Competition Law for State-Owned Enterprises

David E.M. Sappington & J. Gregory Sidak

Abstract

State-owned enterprises (SOEs), also known as public enterprises, are owned by governments rather than by private investors. SOEs compete directly with private, profit-maximizing enterprises in many important markets. SOEs can have strong incentives to engage in anticompetitive activities that serve to expand the scale and scope of their operations. Competition law for SOEs, however, is a body of jurisprudence to which U.S. courts and legislators have made little direct contribution. In contrast, the European Commission’s Deutsche Post decision in 2001 is an important step in the development of a competition law for SOEs. In this article, we develop a theoretical framework that explains why SOEs might engage in anticompetitive behavior. We propose a legal standard to analyze such behavior, and we argue that this standard should be more stringent than the legal standard applied to private firms.

We begin in Part II by examining the EC’s decision in the Deutsche Post case. The EC correctly found that pricing below long-run average-incremental cost (LRAIC) is inappropriate for both profit-maximizing firms and SOEs. However, a higher price floor may be appropriate for SOEs. The arguments in Parts III through V explain why. Part II also reviews standard multiproduct cost concepts, including LRAIC.

Part III examines the objectives of an SOE and the prices it will set when it pursues the identified objectives and faces no pricing restriction other than the restrictions imposed by competition in non-reserved markets. We identify conditions under which an SOE will choose to set prices below marginal production costs, even though such prices generally are considered to be predatory, and thus anticompetitive. In addition, we discuss the methods that an SOE might employ to relax a binding prohibition against below-cost pricing. We examine an SOE’s incentives to raise the costs of existing rivals and to erect barriers to keep potential rivals from entering relevant markets. Finally, we examine the implications of an SOE’s being able to achieve cost advantages in a non-reserved market by virtue of its statutory monopoly in a reserved market. These advantages can result from economies of scope between the reserved market and the non-reserved market-economies of scope that the SOE’s rivals are denied the opportunity to achieve.

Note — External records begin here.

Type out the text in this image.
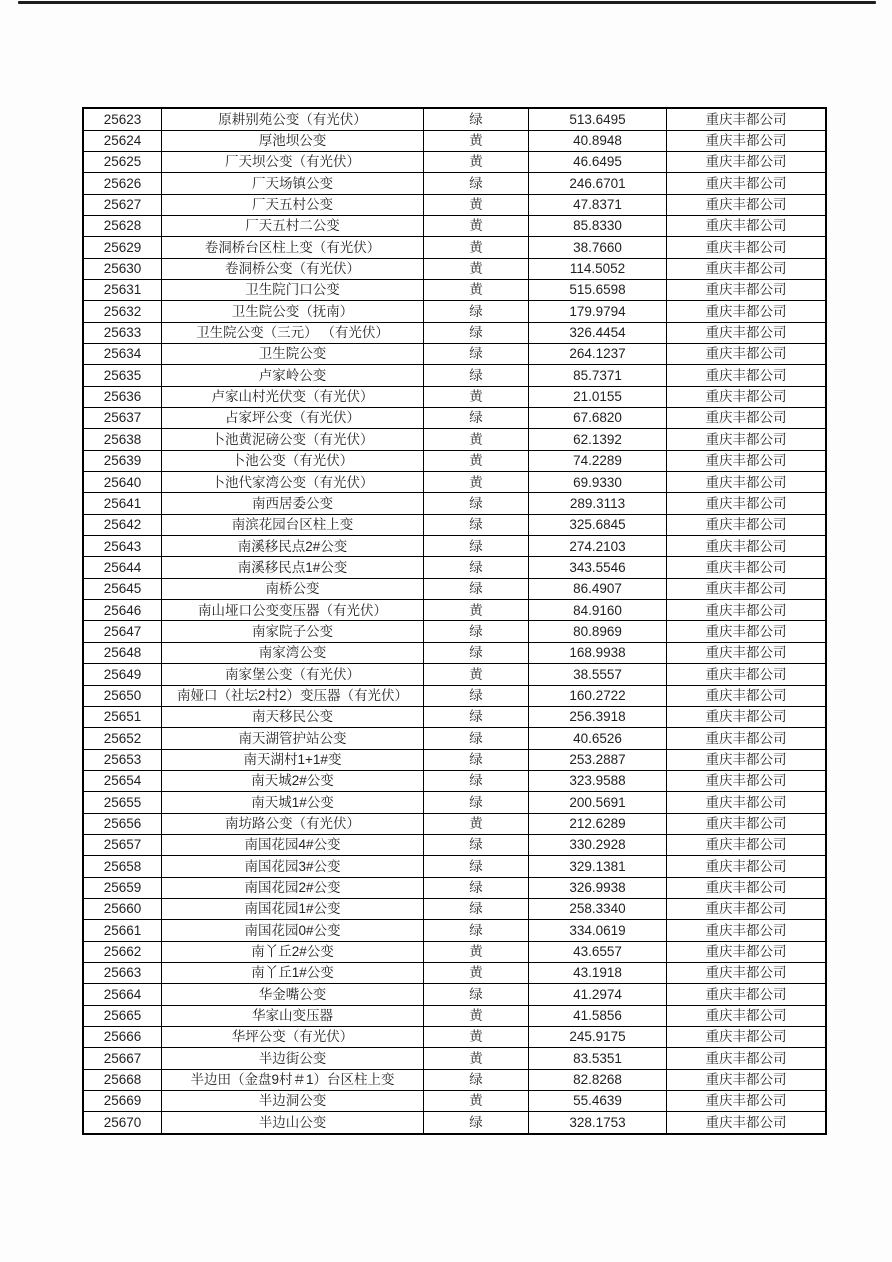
25623	原耕别苑公变（有光伏）	绿	513.6495	重庆丰都公司
25624	厚池坝公变	黄	40.8948	重庆丰都公司
25625	厂天坝公变（有光伏）	黄	46.6495	重庆丰都公司
25626	厂天场镇公变	绿	246.6701	重庆丰都公司
25627	厂天五村公变	黄	47.8371	重庆丰都公司
25628	厂天五村二公变	黄	85.8330	重庆丰都公司
25629	卷洞桥台区柱上变（有光伏）	黄	38.7660	重庆丰都公司
25630	卷洞桥公变（有光伏）	黄	114.5052	重庆丰都公司
25631	卫生院门口公变	黄	515.6598	重庆丰都公司
25632	卫生院公变（抚南）	绿	179.9794	重庆丰都公司
25633	卫生院公变（三元） （有光伏）	绿	326.4454	重庆丰都公司
25634	卫生院公变	绿	264.1237	重庆丰都公司
25635	卢家岭公变	绿	85.7371	重庆丰都公司
25636	卢家山村光伏变（有光伏）	黄	21.0155	重庆丰都公司
25637	占家坪公变（有光伏）	绿	67.6820	重庆丰都公司
25638	卜池黄泥磅公变（有光伏）	黄	62.1392	重庆丰都公司
25639	卜池公变（有光伏）	黄	74.2289	重庆丰都公司
25640	卜池代家湾公变（有光伏）	黄	69.9330	重庆丰都公司
25641	南西居委公变	绿	289.3113	重庆丰都公司
25642	南滨花园台区柱上变	绿	325.6845	重庆丰都公司
25643	南溪移民点2#公变	绿	274.2103	重庆丰都公司
25644	南溪移民点1#公变	绿	343.5546	重庆丰都公司
25645	南桥公变	绿	86.4907	重庆丰都公司
25646	南山垭口公变变压器（有光伏）	黄	84.9160	重庆丰都公司
25647	南家院子公变	绿	80.8969	重庆丰都公司
25648	南家湾公变	绿	168.9938	重庆丰都公司
25649	南家堡公变（有光伏）	黄	38.5557	重庆丰都公司
25650	南娅口（社坛2村2）变压器（有光伏）	绿	160.2722	重庆丰都公司
25651	南天移民公变	绿	256.3918	重庆丰都公司
25652	南天湖管护站公变	绿	40.6526	重庆丰都公司
25653	南天湖村1+1#变	绿	253.2887	重庆丰都公司
25654	南天城2#公变	绿	323.9588	重庆丰都公司
25655	南天城1#公变	绿	200.5691	重庆丰都公司
25656	南坊路公变（有光伏）	黄	212.6289	重庆丰都公司
25657	南国花园4#公变	绿	330.2928	重庆丰都公司
25658	南国花园3#公变	绿	329.1381	重庆丰都公司
25659	南国花园2#公变	绿	326.9938	重庆丰都公司
25660	南国花园1#公变	绿	258.3340	重庆丰都公司
25661	南国花园0#公变	绿	334.0619	重庆丰都公司
25662	南丫丘2#公变	黄	43.6557	重庆丰都公司
25663	南丫丘1#公变	黄	43.1918	重庆丰都公司
25664	华金嘴公变	绿	41.2974	重庆丰都公司
25665	华家山变压器	黄	41.5856	重庆丰都公司
25666	华坪公变（有光伏）	黄	245.9175	重庆丰都公司
25667	半边街公变	黄	83.5351	重庆丰都公司
25668	半边田（金盘9村＃1）台区柱上变	绿	82.8268	重庆丰都公司
25669	半边洞公变	黄	55.4639	重庆丰都公司
25670	半边山公变	绿	328.1753	重庆丰都公司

Part IV explains why SOEs may have greater ability than private firms to act anticompetitively. This enhanced ability arises in part from the expanded powers and special privileges that often are extended to SOEs. These powers and privileges can help to ensure that an SOE, unlike its private competitors, does not need to recoup the costs of its anticompetitive behavior by subsequently raising prices in non-reserved markets.

Part V presents a framework for assessing the drawbacks to using the SOE’s LRAIC as the standard for determining whether the SOE’s prices in non-reserved markets are anticompetitive. Although this standard is appropriate for evaluating allegations of predatory pricing by private firms, we argue that it generally is not appropriate for SOEs. The price floor for an SOE typically should exceed the SOE’s LRAIC. The extent to which the price floor should exceed the SOE’s LRAIC depends upon a number of factors that we identify. We also explain why it is that, even though certain common benchmarks may constitute reasonable price floors in some circumstances, different price floors may be more appropriate in other circumstances. We articulate case-specific guidelines that explain the extent to which price floors should be raised above the SOE’s LRAIC.